Nickend starrte er auf das Blatt Papier in seiner Hand. Eine Weile war es still. „Ich weiß, wie du dich fühlst. Mein Vater ist vor vier Jahren gestorben." Mit aufgerissenen Augen fuhr ich zu ihm herum. Er lächelte mich nur traurig an. Es stimmte, Sofie hatte mir erzählt, dass der König von Dyandra vor einigen Jahren verstorben war, nur war mir nicht bewusst, dass er auch ein verstorbener Vater war. Daran hatte ich nicht gedacht. Nun fühlte ich zwei Dinge gleichzeitig: Erleichterung, weil ich mit jemandem sprach, der den Schmerz kannte, und Mitleid, weil ich selbst mit diesem Schmerz nur all zu vertraut war.
Das tut mir ehrlich Leid.
Er lächelte und murmelte: „Schon verrückt: Manchmal denke ich immernoch, er sei da. Vertieft sich in seinem Büro in seine Arbeit und kommt spät Abends, um Zeit mit seiner Familie zu verbringen. Das war ihm immer wichtig. Egal, wie viel er zu tun hatte: Er hatte immer Zeit für seine Familie." Ein bitteres Lachen kam aus seiner Kehle. „Ich hab ihn immer als mein Vorbild gesehen, und er hat mich immer unterstützt. Besonders, wenn es darum ging, an mich zu glauben. Elias war schon immer der bessere Prinz von uns beiden. Von Klein auf wurde er von allen vergöttert, weil er einfach in allem perfekt war. Und ich? Ich stand immer im Schatten. Ich war nicht perfekt. Ich machte Fehler, er nicht. Mein Vater aber hat uns beide immer gleich geliebt, und mich immer ermutigt, mein Bestes zu geben. Er hat mich geliebt wie ich bin. Mit meinen Fehlern. Das hat mir Kraft gegeben. Als er dann starb, gab es niemanden mehr, der mich bestärkte." Kurz machte er eine Pause.
Aufmerksam hörte ich zu, als er schließlich fortfuhr: „Eine Weile habe ich versucht, meinen Bruder nachzuahmen. Auch perfekt zu sein. Doch ich scheiterte. Versagte, immer wieder. Für jeden war ich eine Enttäuschung. Irgendwann..." Er schien mit sich zu ringen, als er weitersprach. „Irgendwann habe ich dann beschlossen genau das zu sein. Eine Enttäuschung. Wenn ich es sowieso niemandem recht machen konnte, dann würde ich es auch gar nicht erst versuchen." Darum hatte er sich also so benommen. So arrogant und unhöflich. Plötzlich sah ich den Mann vor mir in einem ganz anderen Licht. Ich sah auf einmal den kleinen Jungen, der immer nur sein bestes gab, und trotzdem nicht so anerkannt wurde wie sein großer Bruder. Ehe ich mich stoppen konnte, drehte ich mich plötzlich um und schloss ihn in die Arme. Prinz Kilian war sichtlich überrascht, doch nach einigen Momenten erwiderte er die Umarmung. Ungewollt bemerkte ich dabei, wie gut er roch. Nach Tannen und... etwas Waldigem .

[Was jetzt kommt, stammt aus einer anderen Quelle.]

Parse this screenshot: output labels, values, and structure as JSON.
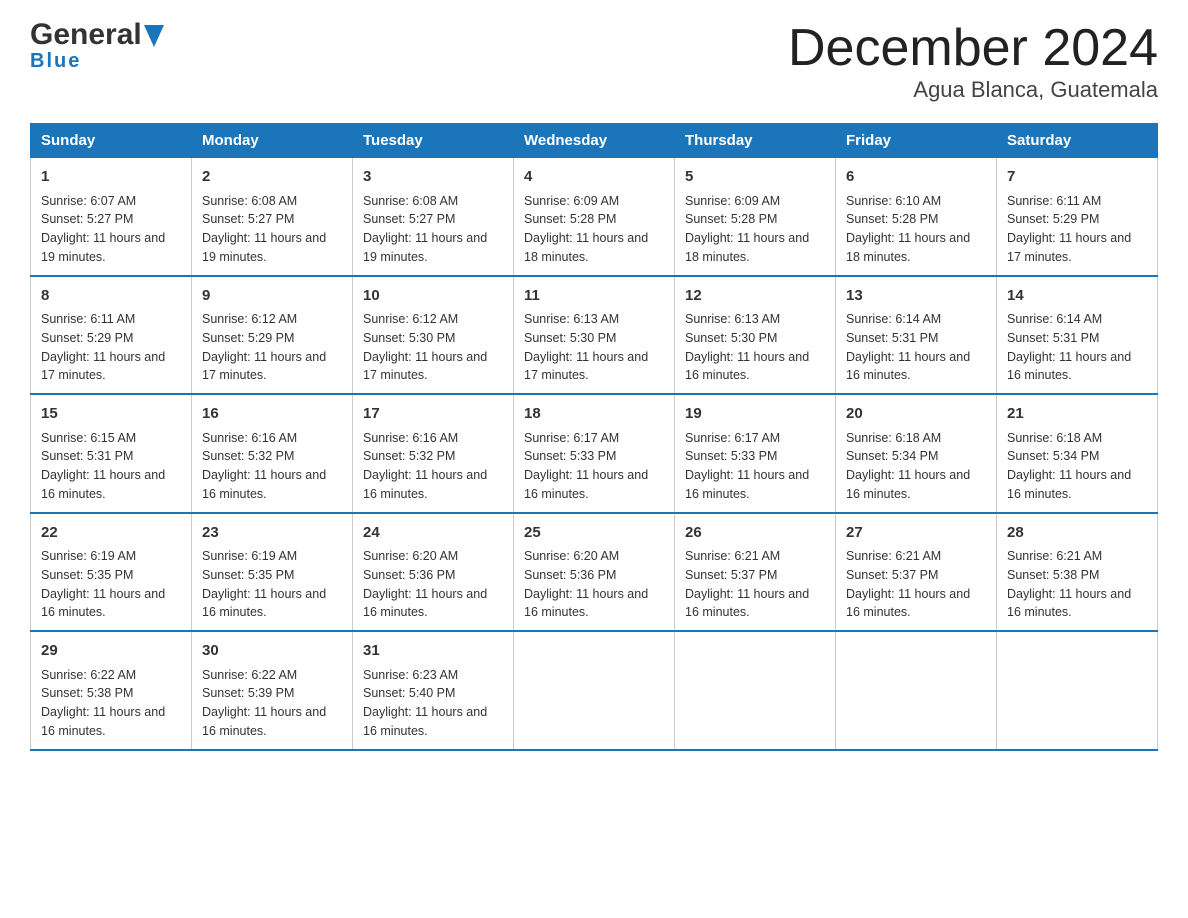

Schließlich löste ich mich vorsichtig aus der Umarmung und wir lehnten uns etwas zurück. Unsere Gesichter waren nur wenige Zentimeter voneinander entfernt. Ich konnte nicht anders als in diese schönen, hellbraunen Augen zu starren. Eine leichte Brise ließ die Blätter der Bäume rascheln und wehten dem Prinzen ein paar Haarsträhnen ins Gesicht, was seine markanten Gesichtszüge noch attraktiver machte. Ein paar Sekunden veharrten wir so, dann räusperte sich der Prinz und ich zog mich schnell zurück und setzte mich wieder richtig hin. Dabei versuchte ich die Aufregung in mir zu unterdrücken. Um mich abzulenken schrieb ich auf mein Notizbuch:
Bist du deshalb so ein unfreundlicher Kotzbrocken geworden?

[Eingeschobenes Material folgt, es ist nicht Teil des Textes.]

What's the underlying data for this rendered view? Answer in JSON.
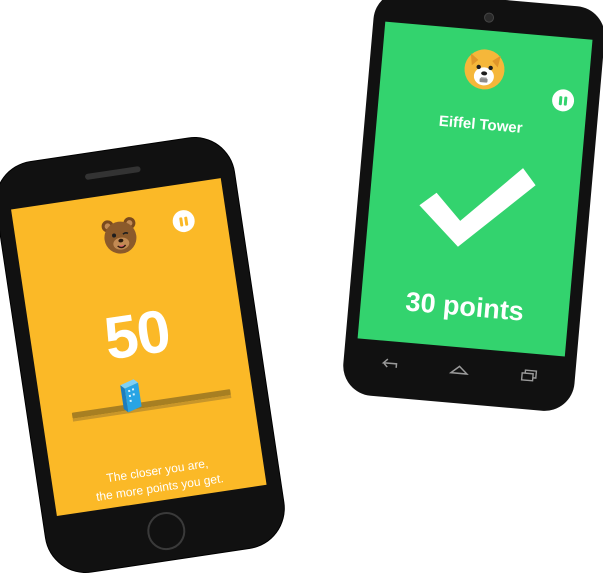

Als er meine Nachricht las, zog er eine Augenbraue hoch. Dann setzte er eine gespielt empörte Miene auf. „Ich? Ein unfreundlicher Kotzbrocken? Niemals!" Grinsend verdrehte ich die Augen. Dann nahm ich das Notizbuch wieder an mich, um etwas erwidern zu können, erstarrte jedoch, als mir etwas auffiel: Ich hatte den Prinzen mit „Du" angesprochen! Das war schon das zweite Mal! Schnell schrieb ich:
Bitte entschuldigt. Meine Anrede war nicht angemessen.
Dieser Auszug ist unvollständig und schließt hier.